[PATCH] D12821: Allow for C's "writing off the end" idiom in __builtin_object_size

George Burgess IV via cfe-commits cfe-commits at lists.llvm.org
Mon Sep 14 11:49:29 PDT 2015


george.burgess.iv added inline comments.

================
Comment at: lib/AST/ExprConstant.cpp:4457-4460
@@ -4434,1 +4456,6 @@
 
+    // Because we set the Base to be the MemberExpr instead of E->getBase(), the
+    // Offset should be from the MemberExpr instead of the MemberExpr's base.
+    if (Result.InvalidBase)
+      Result.Offset = CharUnits::Zero();
+
----------------
rsmith wrote:
> I think you should bail out above, with the base set to the `MemberExpr` and with an empty designator, rather than applying a member designator on top of a base that already refers to the member (and then needing to undo the effect on the offset here).
With the new approach, this change isn't even necessary anymore :)

================
Comment at: lib/AST/ExprConstant.cpp:6402
@@ +6401,3 @@
+  // that behaves this way.
+  if (End.InvalidBase && (Type & 1) != 0 &&
+      End.Designator.MostDerivedIsArrayElement &&
----------------
rsmith wrote:
> This only seems necessary when `Type` is 1; for type 3, returning 1 would be conservatively correct as a lower bound on the known-accessible storage, and is better than giving up here and evaluating the object size as 0.
Good catch

================
Comment at: lib/AST/ExprConstant.cpp:6403-6404
@@ +6402,4 @@
+  if (End.InvalidBase && (Type & 1) != 0 &&
+      End.Designator.MostDerivedIsArrayElement &&
+      End.Designator.MostDerivedArraySize < 2) {
+    // EM_FoldDesignator requires that all invalid bases be MemberExprs
----------------
rsmith wrote:
> Ideally, we should walk the designator and make sure that at each step we picked the last subobject (last array element, last field, ...) -- that is, we want to know that we're really looking at a trailing flexible array member, and not just a size-1 array in the middle of some object.
> 
> You should also check that the designator refers to the most-derived object (that is, that `Entries.size() == MostDerivedPathLength`), because given:
> 
>   struct A { char buffer[10]; };
>   struct B : A {};
>   struct C { B b[1]; } *c;
>   int m = __builtin_object_size(c->b[0], 1);
>   int n = __builtin_object_size((A*)c->b[0], 1);
> 
> ... we should presumably compute `m == -1` but `n == 10`, because for `n` the `A` subobject of the `B` object is known to have size 10, even though we're looking at a base subobject of a size-1 trailing array.
> You should also check that the designator refers to the most-derived object (that is, that Entries.size() == MostDerivedPathLength), because given

That's a fun case! Thanks for catching that.
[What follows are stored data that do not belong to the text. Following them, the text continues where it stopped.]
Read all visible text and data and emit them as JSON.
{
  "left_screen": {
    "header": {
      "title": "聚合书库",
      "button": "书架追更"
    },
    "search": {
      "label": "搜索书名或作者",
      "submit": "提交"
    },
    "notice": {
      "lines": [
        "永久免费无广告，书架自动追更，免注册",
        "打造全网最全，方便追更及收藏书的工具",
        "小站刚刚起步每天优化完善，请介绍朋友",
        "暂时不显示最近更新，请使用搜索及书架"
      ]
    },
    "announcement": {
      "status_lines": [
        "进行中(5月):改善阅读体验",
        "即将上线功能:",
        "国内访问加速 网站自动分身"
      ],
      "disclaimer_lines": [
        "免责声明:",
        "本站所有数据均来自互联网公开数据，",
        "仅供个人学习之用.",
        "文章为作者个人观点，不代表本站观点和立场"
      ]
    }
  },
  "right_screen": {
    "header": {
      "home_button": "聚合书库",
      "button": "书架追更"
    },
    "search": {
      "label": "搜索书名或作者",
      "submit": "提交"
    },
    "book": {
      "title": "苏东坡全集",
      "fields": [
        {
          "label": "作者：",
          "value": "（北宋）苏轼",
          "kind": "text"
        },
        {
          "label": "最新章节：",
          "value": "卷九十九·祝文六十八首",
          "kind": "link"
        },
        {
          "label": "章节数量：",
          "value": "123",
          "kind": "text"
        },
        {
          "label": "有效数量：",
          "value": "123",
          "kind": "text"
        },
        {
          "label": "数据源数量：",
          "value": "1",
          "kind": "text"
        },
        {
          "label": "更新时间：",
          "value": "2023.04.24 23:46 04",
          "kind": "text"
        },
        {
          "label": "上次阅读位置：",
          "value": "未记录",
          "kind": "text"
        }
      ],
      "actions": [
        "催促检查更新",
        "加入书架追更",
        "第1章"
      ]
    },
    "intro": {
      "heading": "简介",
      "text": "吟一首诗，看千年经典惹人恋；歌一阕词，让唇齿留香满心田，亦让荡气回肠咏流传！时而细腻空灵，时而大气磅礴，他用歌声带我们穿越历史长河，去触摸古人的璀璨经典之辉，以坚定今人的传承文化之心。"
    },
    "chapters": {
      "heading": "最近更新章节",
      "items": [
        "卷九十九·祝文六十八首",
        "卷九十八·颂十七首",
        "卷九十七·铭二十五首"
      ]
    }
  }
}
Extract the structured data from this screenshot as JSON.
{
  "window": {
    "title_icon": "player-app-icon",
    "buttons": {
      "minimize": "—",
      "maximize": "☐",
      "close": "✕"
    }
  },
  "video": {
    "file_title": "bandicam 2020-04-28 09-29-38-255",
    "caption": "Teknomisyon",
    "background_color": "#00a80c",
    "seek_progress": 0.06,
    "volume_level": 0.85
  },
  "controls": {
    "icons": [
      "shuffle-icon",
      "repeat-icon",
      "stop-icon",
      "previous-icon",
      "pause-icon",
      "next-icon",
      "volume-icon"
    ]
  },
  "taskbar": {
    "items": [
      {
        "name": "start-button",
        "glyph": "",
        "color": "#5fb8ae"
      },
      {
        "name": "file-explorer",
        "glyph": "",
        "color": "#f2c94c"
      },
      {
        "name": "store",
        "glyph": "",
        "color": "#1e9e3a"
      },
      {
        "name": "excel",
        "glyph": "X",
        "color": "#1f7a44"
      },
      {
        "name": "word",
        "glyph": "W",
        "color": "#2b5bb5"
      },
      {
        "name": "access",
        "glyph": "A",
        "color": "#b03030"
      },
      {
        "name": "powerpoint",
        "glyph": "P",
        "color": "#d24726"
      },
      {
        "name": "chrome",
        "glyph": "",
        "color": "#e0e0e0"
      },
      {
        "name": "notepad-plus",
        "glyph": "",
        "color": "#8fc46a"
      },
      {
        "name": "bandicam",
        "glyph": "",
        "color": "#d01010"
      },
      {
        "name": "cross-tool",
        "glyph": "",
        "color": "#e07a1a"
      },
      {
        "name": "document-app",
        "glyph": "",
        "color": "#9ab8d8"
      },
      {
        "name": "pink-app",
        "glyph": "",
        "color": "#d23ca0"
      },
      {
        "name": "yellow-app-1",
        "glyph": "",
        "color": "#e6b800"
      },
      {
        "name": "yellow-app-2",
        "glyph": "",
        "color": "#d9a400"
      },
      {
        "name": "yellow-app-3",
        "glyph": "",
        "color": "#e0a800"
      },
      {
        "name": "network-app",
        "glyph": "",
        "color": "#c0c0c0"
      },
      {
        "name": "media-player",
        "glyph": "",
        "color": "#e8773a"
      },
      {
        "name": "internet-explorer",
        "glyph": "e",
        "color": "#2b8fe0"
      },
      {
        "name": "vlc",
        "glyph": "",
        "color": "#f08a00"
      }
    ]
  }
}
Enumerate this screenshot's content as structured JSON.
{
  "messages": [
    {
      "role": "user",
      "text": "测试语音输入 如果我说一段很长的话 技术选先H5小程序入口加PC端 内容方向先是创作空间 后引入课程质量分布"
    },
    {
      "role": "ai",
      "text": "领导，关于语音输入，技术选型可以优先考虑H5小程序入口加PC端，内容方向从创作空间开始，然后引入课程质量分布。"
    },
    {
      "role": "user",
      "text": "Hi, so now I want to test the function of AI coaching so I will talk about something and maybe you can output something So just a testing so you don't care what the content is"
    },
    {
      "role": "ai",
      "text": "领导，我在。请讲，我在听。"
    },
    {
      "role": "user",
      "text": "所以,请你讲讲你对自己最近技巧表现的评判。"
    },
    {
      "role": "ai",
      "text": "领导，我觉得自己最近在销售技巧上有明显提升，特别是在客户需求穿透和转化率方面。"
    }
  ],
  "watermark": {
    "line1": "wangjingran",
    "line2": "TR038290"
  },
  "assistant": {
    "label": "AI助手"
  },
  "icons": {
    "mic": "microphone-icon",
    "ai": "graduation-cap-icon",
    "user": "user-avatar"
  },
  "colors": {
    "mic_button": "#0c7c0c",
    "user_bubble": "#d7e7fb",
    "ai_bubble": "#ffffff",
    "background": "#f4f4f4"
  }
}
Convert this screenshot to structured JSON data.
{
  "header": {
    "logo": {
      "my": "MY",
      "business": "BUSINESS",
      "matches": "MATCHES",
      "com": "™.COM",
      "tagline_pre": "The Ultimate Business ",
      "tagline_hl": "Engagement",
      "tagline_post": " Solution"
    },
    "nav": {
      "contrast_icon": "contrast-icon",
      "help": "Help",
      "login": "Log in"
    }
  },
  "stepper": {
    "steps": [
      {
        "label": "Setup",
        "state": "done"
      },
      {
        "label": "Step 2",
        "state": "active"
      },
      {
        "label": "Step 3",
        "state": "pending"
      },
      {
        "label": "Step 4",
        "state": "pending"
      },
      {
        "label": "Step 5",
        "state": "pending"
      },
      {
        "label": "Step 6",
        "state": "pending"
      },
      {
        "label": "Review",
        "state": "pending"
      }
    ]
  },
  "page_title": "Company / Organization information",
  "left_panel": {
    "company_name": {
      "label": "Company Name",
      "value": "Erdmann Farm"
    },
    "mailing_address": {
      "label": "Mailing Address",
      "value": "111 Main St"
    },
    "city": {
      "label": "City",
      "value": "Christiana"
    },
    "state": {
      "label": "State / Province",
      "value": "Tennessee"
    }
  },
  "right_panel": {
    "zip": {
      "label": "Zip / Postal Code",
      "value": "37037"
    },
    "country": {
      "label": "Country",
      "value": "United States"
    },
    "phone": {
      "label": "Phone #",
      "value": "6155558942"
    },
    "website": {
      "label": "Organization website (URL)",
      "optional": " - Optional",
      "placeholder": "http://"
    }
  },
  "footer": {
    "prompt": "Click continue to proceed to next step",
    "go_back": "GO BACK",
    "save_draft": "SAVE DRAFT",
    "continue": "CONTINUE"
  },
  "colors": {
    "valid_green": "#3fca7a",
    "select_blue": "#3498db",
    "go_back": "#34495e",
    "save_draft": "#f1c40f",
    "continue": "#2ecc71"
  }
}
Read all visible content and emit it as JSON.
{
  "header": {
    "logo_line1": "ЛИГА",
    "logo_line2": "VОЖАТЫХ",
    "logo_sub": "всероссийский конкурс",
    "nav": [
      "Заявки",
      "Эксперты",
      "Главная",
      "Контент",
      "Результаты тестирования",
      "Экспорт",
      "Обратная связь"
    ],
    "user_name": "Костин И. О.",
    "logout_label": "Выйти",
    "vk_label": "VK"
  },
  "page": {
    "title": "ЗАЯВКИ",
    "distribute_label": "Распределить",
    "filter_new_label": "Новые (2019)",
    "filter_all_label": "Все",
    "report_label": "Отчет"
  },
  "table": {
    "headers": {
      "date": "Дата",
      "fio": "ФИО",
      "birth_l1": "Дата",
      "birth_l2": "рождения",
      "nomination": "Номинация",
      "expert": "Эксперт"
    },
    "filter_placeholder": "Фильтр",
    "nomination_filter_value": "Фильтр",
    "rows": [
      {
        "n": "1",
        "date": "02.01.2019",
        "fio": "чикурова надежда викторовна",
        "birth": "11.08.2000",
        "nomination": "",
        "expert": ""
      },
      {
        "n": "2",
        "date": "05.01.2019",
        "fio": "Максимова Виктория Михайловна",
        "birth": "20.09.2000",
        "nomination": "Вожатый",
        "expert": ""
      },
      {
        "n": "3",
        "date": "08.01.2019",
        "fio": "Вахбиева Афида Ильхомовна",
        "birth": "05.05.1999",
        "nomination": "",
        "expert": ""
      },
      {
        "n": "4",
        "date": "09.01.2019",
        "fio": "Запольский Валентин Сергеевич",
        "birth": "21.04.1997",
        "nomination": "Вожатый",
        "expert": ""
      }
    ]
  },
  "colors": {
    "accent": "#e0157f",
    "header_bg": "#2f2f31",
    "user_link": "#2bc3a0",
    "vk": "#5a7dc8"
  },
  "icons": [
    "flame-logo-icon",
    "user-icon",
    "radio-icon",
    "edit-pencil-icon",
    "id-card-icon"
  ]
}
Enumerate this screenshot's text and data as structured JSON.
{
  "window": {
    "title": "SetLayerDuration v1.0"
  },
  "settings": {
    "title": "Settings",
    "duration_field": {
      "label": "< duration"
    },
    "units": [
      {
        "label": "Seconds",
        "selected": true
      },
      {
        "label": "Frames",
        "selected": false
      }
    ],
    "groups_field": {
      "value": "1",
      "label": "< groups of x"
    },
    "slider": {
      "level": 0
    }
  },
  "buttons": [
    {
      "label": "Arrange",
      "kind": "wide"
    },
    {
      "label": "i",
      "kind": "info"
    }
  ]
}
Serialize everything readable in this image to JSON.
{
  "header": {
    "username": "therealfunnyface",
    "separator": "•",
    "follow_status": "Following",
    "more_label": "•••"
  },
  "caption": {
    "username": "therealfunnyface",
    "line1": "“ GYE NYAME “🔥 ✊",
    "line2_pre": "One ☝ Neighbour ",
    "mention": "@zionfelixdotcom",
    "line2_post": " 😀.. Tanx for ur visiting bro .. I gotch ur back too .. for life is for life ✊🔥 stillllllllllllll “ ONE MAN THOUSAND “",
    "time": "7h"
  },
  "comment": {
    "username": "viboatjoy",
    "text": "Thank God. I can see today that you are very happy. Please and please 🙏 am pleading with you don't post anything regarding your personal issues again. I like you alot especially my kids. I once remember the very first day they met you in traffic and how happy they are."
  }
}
> Ideally, we should walk the designator and make sure that at each step we picked the last subobject (last array element, last field, ...) -- that is, we want to know that we're really looking at a trailing flexible array member, and not just a size-1 array in the middle of some object

That's the goal of the AtEndOfObject check below. :) I guess it would fail with things like `union { char c[1]; int a; };` though. Added.